『お金は汚い』と教える親が、老後に子どもに頼るという矛盾

みなさん、おはようございます!こんにちは!こんばんは。
Jindyです。

その「お金は汚い」って教え、子どもの未来を奪っていない?

「お金は汚い」と言われて育った世代は、親の口癖に違和感を覚えたことはないでしょうか。しかしその同じ親世代も、老後には子どもに生活費や介護を頼るのが当たり前――この矛盾したメッセージの背景には、日本特有の文化的・教育的事情があります。

このブログでは、まず日本が金融教育で海外に大きく遅れを取っている実態を客観的データで示し、その根底にある感情的価値観(「清貧は美徳」「お金=不浄」といった道徳観)を深掘りします。そして最後に、会計や投資の視点を持つことでどのように価値観のリバランスができるか提案します。読んでいただくと、従来の固定観念がほぐれ、自分や家族のこれからの人生設計に役立つ新たな視点が得られるはずです。

金融教育の遅れと「感情教育」の影響

まず、日本が金融教育で圧倒的に遅れている事実を確認しましょう。金融広報中央委員会の調査によれば、学校で金融教育を受けた人の割合は米国20%に対し日本はわずか7%(参考:smbc-cf.com)。その結果として金融知識に自信がある人も、米国では71%のところ日本は約12%に留まります。こうした数字は、日本の金融リテラシー(金融知識・技能)が主要国に比べ著しく低いことを示しています。なぜ日本だけこんなに遅れたのでしょうか。

背景の一つは、子供時代の教育で「お金」に対する実践的な学びがほとんどなかったことです。戦後から最近まで、日本の学校教育ではお金の仕組みよりも道徳的な価値観が優先されてきました。実際、共通認識として「お金=不浄のもの」「子どもの前でお金の話はしない」という教えが広く浸透しており、それが金融教育を遅らせた大きな要因と指摘されています。たとえば、道徳の授業では「物や金銭を大切にし、規則正しく生活する」「望ましい習慣を身につけ、節度を守る」といった目標項目が掲げられており、ここからも「お金は粗末に扱わず無駄遣いは慎むべし」という感情的メッセージが子どもに刷り込まれます。学校では、金融商品や投資の勉強は年数時間しか行われず、社会や家庭で自然に学ぶ機会も限られました。

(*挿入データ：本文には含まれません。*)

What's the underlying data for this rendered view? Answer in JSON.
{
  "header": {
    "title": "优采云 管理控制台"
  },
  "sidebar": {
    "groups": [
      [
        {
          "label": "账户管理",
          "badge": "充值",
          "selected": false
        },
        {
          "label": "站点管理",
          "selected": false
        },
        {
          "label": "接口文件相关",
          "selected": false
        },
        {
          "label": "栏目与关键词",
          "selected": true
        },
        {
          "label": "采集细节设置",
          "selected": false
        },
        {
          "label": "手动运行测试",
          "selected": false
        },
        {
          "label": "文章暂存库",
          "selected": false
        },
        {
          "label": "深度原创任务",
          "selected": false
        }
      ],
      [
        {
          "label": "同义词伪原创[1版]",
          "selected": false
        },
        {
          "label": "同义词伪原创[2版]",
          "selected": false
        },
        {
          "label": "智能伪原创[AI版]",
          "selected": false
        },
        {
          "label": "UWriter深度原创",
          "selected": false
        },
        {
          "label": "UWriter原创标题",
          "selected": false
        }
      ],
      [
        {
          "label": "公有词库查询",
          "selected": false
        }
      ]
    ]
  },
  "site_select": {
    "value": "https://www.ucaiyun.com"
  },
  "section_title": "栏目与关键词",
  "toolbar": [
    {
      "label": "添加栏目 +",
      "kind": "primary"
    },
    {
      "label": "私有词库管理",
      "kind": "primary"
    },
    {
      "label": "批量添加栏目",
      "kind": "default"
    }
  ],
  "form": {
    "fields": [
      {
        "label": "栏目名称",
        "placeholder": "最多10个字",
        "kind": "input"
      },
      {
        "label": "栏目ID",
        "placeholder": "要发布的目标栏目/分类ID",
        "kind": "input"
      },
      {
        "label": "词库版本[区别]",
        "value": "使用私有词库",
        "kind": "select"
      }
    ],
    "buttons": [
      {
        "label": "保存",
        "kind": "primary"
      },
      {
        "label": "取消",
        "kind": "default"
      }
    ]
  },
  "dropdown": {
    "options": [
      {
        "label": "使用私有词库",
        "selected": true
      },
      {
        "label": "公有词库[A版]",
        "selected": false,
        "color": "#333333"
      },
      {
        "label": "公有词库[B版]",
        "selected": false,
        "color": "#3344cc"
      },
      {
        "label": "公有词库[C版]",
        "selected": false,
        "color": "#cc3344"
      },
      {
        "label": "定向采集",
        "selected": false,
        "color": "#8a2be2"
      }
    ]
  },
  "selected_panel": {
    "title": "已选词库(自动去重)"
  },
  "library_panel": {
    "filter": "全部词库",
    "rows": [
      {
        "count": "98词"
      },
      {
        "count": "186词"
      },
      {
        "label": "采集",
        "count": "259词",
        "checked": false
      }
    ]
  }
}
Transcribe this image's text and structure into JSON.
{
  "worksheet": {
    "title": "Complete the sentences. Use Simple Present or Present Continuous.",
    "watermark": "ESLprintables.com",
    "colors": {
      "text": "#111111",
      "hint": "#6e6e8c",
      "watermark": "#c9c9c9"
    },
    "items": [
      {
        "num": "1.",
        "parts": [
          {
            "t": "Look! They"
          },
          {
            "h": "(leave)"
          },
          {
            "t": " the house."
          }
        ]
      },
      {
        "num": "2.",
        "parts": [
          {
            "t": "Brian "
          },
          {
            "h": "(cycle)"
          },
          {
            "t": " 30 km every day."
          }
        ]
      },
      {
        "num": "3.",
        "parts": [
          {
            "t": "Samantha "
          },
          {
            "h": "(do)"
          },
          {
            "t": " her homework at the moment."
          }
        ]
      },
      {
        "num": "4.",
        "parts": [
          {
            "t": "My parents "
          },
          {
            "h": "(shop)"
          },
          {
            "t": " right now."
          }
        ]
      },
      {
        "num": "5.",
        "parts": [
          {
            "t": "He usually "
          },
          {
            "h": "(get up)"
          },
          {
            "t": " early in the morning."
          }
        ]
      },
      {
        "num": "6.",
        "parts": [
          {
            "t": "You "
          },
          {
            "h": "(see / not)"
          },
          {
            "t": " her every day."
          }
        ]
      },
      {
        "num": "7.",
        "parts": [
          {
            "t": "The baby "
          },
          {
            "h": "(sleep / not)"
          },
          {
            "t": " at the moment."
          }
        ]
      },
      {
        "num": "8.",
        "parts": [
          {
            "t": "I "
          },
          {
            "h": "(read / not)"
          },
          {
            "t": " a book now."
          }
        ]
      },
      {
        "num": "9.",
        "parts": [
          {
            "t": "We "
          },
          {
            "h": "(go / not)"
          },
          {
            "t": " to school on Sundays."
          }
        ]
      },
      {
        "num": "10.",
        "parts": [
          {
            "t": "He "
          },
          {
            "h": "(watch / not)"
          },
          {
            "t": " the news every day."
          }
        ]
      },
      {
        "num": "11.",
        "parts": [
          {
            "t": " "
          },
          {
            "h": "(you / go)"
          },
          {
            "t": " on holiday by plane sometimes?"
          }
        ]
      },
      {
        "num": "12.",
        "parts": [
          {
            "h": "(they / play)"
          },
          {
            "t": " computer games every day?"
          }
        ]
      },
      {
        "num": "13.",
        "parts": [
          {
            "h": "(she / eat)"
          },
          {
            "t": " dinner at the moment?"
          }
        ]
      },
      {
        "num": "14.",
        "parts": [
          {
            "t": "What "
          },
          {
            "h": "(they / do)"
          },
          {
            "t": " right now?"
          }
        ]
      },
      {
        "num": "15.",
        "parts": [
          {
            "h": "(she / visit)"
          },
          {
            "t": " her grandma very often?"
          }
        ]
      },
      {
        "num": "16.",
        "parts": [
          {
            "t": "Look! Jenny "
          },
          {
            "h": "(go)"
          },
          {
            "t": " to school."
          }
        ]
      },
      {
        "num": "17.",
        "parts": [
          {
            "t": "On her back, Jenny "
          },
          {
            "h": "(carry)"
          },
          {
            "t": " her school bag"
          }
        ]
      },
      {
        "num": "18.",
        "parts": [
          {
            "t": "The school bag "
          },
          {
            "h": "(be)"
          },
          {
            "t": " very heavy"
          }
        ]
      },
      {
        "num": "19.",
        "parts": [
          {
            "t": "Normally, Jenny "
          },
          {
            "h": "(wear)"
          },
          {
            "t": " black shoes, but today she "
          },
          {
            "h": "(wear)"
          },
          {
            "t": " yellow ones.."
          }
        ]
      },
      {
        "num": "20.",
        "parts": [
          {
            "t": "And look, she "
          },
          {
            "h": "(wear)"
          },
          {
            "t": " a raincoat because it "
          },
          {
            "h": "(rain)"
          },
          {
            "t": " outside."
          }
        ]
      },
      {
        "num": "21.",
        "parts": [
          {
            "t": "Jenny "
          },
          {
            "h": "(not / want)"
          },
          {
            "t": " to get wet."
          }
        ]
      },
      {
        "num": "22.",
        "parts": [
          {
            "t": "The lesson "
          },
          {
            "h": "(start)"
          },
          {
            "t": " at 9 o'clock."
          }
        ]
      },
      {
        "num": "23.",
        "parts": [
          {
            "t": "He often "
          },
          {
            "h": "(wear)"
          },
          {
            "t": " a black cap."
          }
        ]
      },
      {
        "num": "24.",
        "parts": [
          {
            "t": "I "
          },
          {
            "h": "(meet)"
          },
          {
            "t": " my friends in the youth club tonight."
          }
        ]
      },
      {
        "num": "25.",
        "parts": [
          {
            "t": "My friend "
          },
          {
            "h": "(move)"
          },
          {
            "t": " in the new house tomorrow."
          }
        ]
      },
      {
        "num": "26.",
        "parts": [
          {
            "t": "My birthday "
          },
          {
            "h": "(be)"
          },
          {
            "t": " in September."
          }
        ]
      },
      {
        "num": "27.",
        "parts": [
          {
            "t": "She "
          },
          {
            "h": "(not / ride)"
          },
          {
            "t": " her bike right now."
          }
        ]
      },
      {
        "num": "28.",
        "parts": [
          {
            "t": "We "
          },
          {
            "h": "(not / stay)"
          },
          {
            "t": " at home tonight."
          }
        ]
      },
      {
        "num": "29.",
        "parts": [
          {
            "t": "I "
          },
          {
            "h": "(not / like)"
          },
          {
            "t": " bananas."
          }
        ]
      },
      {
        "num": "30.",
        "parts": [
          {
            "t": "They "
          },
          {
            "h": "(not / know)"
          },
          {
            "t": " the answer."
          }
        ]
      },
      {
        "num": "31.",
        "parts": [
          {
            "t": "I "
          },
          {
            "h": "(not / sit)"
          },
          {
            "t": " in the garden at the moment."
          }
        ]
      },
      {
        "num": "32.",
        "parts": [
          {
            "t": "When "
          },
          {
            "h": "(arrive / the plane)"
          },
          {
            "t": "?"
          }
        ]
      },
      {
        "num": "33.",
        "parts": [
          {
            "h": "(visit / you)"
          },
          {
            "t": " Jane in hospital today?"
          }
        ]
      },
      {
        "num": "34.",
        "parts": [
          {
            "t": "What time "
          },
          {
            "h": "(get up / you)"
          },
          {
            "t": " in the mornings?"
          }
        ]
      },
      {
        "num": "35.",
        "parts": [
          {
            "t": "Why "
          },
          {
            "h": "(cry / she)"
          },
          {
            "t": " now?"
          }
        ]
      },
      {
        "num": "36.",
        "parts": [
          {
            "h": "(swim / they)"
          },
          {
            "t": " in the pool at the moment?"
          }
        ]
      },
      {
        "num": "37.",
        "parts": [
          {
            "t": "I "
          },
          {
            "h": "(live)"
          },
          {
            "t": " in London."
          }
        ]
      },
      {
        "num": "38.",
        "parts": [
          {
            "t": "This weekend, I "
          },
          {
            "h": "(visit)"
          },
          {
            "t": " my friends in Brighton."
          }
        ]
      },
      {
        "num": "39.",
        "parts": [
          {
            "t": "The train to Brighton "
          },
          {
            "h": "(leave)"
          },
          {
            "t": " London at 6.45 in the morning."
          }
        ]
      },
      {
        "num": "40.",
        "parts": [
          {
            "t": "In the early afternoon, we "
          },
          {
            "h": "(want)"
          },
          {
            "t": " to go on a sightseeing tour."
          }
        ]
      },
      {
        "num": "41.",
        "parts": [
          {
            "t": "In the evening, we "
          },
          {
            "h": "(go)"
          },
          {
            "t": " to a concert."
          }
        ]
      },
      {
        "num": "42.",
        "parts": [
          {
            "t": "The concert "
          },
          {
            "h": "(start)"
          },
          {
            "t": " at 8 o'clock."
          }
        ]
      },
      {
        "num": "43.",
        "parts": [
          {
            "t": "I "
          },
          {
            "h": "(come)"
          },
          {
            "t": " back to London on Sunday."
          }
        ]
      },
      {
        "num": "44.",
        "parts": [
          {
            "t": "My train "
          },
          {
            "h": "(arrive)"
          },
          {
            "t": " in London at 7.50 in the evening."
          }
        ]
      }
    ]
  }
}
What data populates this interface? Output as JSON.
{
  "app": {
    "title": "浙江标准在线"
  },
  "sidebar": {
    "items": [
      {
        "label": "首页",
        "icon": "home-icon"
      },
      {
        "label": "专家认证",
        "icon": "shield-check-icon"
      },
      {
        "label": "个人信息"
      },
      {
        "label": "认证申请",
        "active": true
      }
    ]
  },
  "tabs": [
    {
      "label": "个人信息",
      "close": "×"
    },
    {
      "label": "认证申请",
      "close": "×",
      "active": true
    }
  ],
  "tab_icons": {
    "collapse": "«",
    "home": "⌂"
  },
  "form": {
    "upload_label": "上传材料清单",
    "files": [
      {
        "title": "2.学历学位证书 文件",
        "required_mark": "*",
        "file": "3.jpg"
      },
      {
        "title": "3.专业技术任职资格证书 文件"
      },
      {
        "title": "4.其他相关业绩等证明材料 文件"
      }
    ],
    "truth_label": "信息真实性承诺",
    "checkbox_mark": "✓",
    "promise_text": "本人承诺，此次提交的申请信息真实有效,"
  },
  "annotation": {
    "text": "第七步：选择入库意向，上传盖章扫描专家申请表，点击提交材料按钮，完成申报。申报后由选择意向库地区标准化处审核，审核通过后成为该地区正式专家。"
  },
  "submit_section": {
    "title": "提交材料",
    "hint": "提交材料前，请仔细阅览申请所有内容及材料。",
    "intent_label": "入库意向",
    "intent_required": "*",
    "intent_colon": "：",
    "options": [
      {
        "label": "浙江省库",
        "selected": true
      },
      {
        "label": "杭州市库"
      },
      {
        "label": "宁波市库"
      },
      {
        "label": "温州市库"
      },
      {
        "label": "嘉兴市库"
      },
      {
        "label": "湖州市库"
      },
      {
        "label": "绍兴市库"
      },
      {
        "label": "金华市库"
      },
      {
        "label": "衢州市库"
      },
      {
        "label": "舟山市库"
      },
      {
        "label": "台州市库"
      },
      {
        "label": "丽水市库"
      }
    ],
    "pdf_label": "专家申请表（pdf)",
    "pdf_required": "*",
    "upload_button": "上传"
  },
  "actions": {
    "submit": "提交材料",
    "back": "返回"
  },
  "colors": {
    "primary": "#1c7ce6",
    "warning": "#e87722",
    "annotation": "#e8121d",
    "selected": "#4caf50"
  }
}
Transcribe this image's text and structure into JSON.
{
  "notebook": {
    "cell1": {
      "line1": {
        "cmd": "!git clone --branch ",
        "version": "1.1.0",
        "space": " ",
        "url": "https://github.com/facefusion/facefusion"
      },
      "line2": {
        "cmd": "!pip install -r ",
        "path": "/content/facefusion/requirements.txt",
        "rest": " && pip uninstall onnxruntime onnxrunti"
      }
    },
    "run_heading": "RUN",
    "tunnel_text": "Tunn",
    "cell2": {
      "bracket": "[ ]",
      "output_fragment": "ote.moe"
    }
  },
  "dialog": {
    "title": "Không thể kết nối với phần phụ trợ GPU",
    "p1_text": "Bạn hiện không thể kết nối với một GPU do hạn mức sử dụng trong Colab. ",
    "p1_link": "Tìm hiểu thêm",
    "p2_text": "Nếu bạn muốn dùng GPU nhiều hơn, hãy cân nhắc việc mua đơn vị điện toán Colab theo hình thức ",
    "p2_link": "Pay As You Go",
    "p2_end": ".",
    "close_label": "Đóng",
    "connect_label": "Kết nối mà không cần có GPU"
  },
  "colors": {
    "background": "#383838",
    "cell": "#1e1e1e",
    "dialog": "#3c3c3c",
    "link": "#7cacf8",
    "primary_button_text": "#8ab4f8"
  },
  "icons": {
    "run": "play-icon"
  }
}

その結果、親世代で学校でお金の仕組みを学んだ人は少数派になり、「お金に執着せず助け合う」という感情論が残ったまま育つ人が多いのです。実際に、日本ではお金の話は下品とはしたないと見なされる空気が、金融リテラシーの低さを招いた大きな要因であると指摘されています。こうした「感情教育」の積み重ねが「お金=汚い」というイメージを強固にしており、学校での制度的な金融教育導入は2022年になってようやく高校で必修化されたほど遅れていました。このような教育・社会風土の下で育った私たちは、大人になるまで「お金は扱いにくいもの」「必要悪」といった観念を無自覚に引きずりがちです。

「清貧は美徳」の刷り込みと社会的コスト

次に、「貧しくても清らかである」という価値観が社会にもたらす影響を考えます。近年、日本では「清貧こそが正しい」という主張が根強く、裕福になることをわざわざ「悪」とする傾向が見られます。しかし会計や投資の視点で見ると、これは大きな社会的損失を生む矛盾をはらんでいます。例えばある経済評論記事では、「『清貧が正しい』『金持ちは傲慢だ』という決めつけは現実逃避の欺瞞だ」と指摘されています(参考:diamond.jp)。つまり、貧しさを美徳とし一方で富を蔑視するのは、事実や合理的な分析から目をそらす行為に他なりません。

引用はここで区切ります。